The victims further informed that DCHL has lately opened offices in India. “As Nepalis feel a greater temptation to make easy money, we fear this could lure many more of them into the trap,” said Pun.
The scam that ripped off over half a billion rupee from gullible Nepalis is a pyramid-style marketing scheme.
DCHL uses French products such as hair oil, cosmetics, red wine and whiskey priced in a range of HK dollars 500 to 10,000 for operating the scam. Clients were offered handsome commissions, which multiply multiple-fold with the entry of new members into the pyramid.
The company assures that the investment made by the clients is safe, and that it will refund the money in the form of products. By selling those goods, one can easily recoup the investment, it says.
“But therein lies the catch. The products supplied by the company are priced 10 times higher than in the market. You will not find any buyer for them,” said Anu Rai, who lost Rs 4.3 million in the scam.
To enroll in the pyramid, a client needs to pay HK dollar 5,000 (about Rs 55,000) in the first stage. The company tags this amount as 20 percent of the client´s total investment. It then asks the member to pay HK dollar 68,000 (about Rs 750,000), saying this will raise the investment to 38 percent.
After that, the company motivates the client to raise his or her share to 41 percent. For such a raise, the client is required to induct nine new members, each investing Rs 750,000. “But finding a new client is not easy,” said Damai.
Once cornered, the DCHL agents then get the clients to buy into the scheme in the names of family members, relatives and friends, among others. “This is when you will lose everything,” he added.
Of around 1,500 Nepalis who fell prey to the scam, 44 had raised their investments to 41 percent. Another 404 had invested to the level of 38 percent. Each of them lost around Rs 800,000 in the process.
Reality about DCHL
The DCHL website says it has offices in countries like Australia, Indonesia, Japan, Philippines, Singapore, Malaysia and Thailand. But reports show that it faced a ban in Australia two years ago.
Macau, a Special Administrative Zone of China, had shut down DCHL operations in 2008. European countries too have not allowed it to enter their markets.
Quoting members of the HK Legislative Council, the South China Morning Post newspaper last month ran news about tens of thousands of Chinese being cheated by DCHL.
The company has appointed Nepali agents to expand business in the Nepali community. Nepali victims said the most active Nepali agents were individuals like Lalit Rai, Hema Rai and Asha Dahal.

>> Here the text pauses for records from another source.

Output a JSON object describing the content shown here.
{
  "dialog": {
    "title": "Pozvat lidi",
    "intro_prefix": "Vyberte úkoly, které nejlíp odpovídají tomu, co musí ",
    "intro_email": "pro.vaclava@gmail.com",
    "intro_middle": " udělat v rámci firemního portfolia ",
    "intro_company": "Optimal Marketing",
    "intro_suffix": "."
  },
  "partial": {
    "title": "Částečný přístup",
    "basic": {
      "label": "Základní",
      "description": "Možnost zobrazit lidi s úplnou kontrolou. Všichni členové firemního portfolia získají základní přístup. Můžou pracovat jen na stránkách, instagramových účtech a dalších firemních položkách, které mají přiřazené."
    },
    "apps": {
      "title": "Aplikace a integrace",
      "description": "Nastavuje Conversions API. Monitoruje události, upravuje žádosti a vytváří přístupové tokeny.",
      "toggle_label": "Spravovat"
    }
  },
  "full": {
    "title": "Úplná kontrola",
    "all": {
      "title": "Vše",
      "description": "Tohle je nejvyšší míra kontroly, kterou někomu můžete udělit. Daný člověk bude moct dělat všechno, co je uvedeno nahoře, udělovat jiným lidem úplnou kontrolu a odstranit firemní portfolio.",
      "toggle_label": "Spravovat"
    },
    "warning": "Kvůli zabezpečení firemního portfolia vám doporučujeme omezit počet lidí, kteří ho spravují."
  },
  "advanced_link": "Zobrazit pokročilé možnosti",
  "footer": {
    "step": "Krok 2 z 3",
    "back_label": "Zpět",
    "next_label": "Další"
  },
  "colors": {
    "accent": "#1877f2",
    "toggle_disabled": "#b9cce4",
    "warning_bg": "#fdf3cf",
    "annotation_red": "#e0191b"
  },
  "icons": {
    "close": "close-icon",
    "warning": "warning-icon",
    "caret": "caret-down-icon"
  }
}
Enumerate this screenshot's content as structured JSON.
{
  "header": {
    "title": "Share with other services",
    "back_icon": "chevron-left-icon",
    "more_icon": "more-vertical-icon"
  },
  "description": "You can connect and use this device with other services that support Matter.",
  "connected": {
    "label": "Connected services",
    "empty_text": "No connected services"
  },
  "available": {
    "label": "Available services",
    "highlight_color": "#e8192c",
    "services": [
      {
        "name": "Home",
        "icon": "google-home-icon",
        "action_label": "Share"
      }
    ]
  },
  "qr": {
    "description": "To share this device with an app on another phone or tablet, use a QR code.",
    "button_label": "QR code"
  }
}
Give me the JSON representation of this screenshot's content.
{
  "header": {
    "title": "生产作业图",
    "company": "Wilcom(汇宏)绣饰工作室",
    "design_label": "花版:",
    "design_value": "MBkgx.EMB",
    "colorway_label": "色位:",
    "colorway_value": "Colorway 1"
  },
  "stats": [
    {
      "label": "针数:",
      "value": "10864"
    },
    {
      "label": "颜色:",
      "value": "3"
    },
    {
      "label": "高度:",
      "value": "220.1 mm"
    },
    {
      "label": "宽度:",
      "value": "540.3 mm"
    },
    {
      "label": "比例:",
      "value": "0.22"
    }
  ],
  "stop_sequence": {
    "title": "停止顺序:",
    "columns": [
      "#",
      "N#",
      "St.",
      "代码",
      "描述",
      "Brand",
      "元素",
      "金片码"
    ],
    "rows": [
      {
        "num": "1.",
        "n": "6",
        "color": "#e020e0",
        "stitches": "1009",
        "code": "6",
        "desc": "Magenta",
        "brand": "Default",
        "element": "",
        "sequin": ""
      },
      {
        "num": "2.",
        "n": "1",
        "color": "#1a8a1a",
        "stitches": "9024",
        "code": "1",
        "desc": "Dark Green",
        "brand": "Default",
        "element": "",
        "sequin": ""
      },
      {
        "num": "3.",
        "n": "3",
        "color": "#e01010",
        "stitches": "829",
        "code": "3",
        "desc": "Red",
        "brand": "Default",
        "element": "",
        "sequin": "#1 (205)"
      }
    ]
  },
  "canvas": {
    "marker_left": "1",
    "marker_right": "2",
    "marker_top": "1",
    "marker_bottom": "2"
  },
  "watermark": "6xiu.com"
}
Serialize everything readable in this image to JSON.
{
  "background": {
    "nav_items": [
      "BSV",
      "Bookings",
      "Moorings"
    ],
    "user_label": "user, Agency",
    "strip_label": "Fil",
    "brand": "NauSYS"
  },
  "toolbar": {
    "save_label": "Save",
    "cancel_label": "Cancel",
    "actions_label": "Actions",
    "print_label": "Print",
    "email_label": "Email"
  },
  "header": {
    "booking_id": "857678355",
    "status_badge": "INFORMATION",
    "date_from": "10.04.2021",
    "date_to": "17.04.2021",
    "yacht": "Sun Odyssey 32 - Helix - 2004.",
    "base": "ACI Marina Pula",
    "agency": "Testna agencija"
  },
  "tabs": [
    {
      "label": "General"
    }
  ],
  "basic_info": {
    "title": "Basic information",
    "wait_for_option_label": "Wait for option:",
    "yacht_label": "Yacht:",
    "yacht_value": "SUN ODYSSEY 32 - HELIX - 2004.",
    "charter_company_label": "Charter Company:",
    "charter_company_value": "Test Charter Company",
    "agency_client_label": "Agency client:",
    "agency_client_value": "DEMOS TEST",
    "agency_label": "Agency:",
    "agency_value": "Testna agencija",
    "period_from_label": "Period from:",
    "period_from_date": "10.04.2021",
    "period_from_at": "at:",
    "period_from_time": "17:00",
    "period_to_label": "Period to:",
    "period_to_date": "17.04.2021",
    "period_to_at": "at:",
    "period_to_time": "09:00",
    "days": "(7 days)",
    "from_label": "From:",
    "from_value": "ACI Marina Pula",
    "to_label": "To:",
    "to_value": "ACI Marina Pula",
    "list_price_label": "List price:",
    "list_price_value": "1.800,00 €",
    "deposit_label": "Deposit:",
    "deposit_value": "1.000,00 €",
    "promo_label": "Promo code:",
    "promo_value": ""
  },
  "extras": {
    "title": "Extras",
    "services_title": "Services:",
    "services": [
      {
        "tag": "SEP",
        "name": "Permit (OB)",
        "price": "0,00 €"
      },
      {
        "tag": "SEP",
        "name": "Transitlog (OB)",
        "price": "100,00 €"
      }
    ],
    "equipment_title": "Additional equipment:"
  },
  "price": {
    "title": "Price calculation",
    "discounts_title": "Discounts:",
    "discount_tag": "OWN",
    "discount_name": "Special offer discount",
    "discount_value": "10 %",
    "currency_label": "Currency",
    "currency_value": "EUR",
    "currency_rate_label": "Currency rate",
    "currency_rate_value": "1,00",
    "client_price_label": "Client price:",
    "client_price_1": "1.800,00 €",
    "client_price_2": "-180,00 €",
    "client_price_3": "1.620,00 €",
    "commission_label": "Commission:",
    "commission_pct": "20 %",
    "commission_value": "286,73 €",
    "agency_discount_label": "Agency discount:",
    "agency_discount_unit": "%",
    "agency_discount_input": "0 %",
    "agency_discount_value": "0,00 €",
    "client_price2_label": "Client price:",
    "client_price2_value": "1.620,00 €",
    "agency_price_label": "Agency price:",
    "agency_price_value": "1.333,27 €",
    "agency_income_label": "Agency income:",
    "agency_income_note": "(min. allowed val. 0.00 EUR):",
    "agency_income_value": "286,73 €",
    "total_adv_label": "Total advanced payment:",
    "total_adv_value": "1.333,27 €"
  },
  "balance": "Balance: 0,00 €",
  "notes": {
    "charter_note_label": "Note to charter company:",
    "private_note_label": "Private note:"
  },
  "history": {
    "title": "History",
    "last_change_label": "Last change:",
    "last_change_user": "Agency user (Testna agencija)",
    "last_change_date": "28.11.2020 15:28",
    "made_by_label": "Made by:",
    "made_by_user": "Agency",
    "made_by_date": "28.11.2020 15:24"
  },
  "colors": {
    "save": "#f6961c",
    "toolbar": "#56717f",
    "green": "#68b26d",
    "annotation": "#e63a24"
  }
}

“Lalit and Hema came to my workplace and took away Rs 5 million after they managed to win my trust,” said Rajendra Gurung, a victim from Pokhara. “Now, when I approach them to refund my money, they claim that they too have been cheated by the company.”

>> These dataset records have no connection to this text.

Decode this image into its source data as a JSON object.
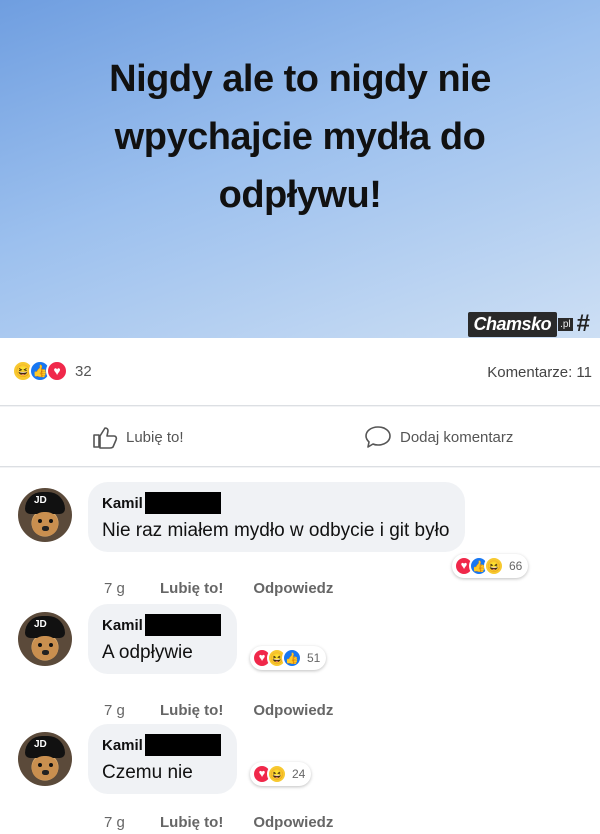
{
  "post": {
    "title": "Nigdy ale to nigdy nie wpychajcie mydła do odpływu!",
    "watermark": "Chamsko",
    "watermark_suffix": ".pl",
    "reactions_count": "32",
    "comments_count": "Komentarze: 11"
  },
  "actions": {
    "like": "Lubię to!",
    "comment": "Dodaj komentarz"
  },
  "comments": [
    {
      "author": "Kamil",
      "text": "Nie raz miałem mydło w odbycie i git było",
      "time": "7 g",
      "like": "Lubię to!",
      "reply": "Odpowiedz",
      "reactions": "66"
    },
    {
      "author": "Kamil",
      "text": "A odpływie",
      "time": "7 g",
      "like": "Lubię to!",
      "reply": "Odpowiedz",
      "reactions": "51"
    },
    {
      "author": "Kamil",
      "text": "Czemu nie",
      "time": "7 g",
      "like": "Lubię to!",
      "reply": "Odpowiedz",
      "reactions": "24"
    }
  ]
}
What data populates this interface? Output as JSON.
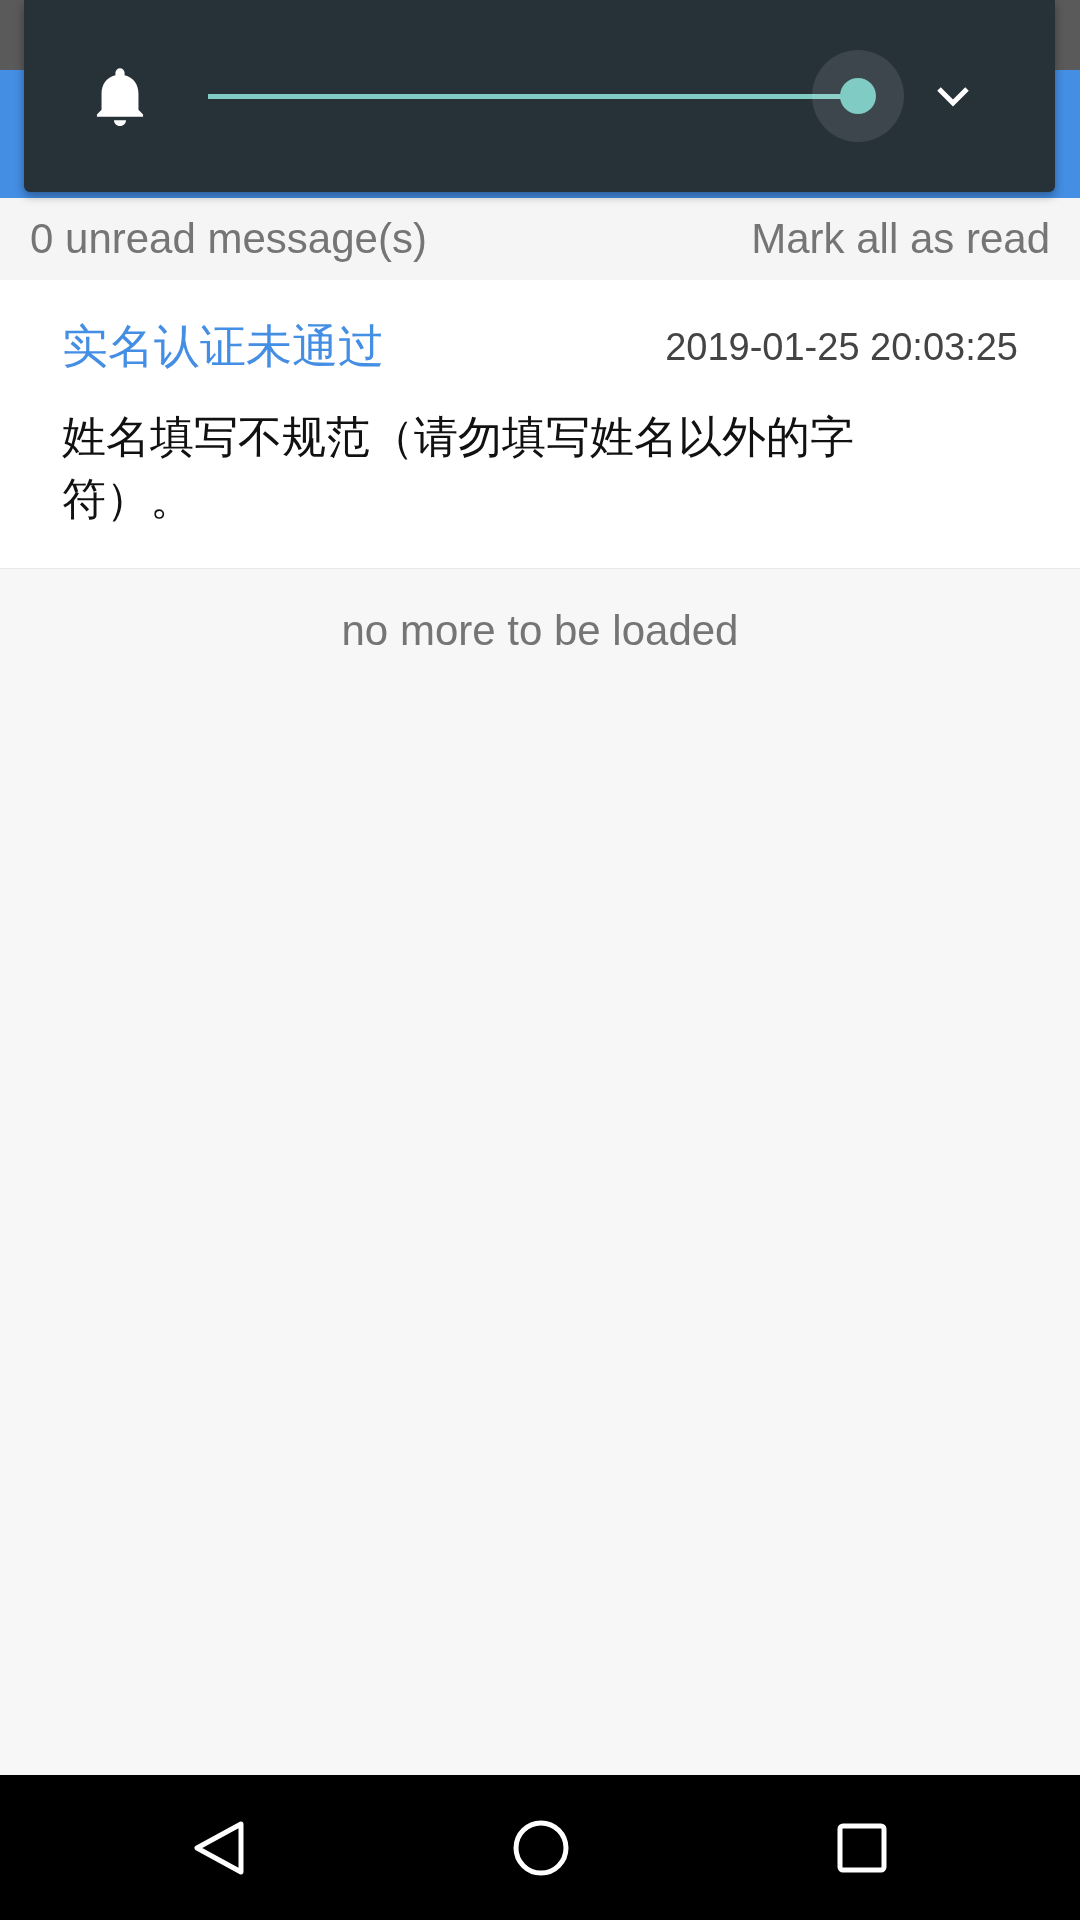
{
  "volume_panel": {
    "level": 1
  },
  "unread_bar": {
    "count": "0 unread message(s)",
    "action": "Mark all as read"
  },
  "messages": [
    {
      "title": "实名认证未通过",
      "time": "2019-01-25 20:03:25",
      "body": "姓名填写不规范（请勿填写姓名以外的字符）。"
    }
  ],
  "footer": "no more to be loaded"
}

Lalit also professed his innocence to Republica. “I am just like any other DCHL member. I have been cheated also,” he stated. Asha Dahal, the other active agent, has now moved to the UK, fearing possible trouble.
Following growing complains, the HK Legislative Council last December enacted a law imposing a ban on pyramid-style network marketing businesses.

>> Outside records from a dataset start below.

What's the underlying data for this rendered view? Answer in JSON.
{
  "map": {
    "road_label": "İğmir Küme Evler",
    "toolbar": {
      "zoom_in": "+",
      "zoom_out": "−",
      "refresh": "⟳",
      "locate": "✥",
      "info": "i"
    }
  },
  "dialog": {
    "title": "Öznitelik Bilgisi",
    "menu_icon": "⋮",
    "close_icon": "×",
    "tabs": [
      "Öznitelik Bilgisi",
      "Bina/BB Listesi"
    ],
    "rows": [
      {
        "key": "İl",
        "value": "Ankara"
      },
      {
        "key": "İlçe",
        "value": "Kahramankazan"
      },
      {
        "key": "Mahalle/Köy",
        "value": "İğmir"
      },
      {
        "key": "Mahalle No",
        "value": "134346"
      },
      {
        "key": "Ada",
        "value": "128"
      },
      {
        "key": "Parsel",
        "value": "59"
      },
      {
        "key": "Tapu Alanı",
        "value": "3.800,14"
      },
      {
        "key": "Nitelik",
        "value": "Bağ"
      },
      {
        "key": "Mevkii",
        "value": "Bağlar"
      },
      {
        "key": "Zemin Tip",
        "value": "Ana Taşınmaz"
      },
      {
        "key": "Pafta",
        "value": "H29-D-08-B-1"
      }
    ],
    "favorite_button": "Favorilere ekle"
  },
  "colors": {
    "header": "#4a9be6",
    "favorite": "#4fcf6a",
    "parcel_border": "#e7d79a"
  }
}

The law came into effect from January 2012 and provisions stringent punishment for perpetrators operating such scams and compensation for the victims. However, DCHL has not faced any action yet.
“If someone lodges a complaint and police investigations find the firm flouting the law, its operators can land behind bars,” said Narayan Sharma, a solicitor.
A group of Nepali victims said they are preparing to approach the HK government and file a complaint against DCHL. “We are gathering proof of wrongdoing. We will lodge our complaint with HK Police through the Customer Council,” said Pun.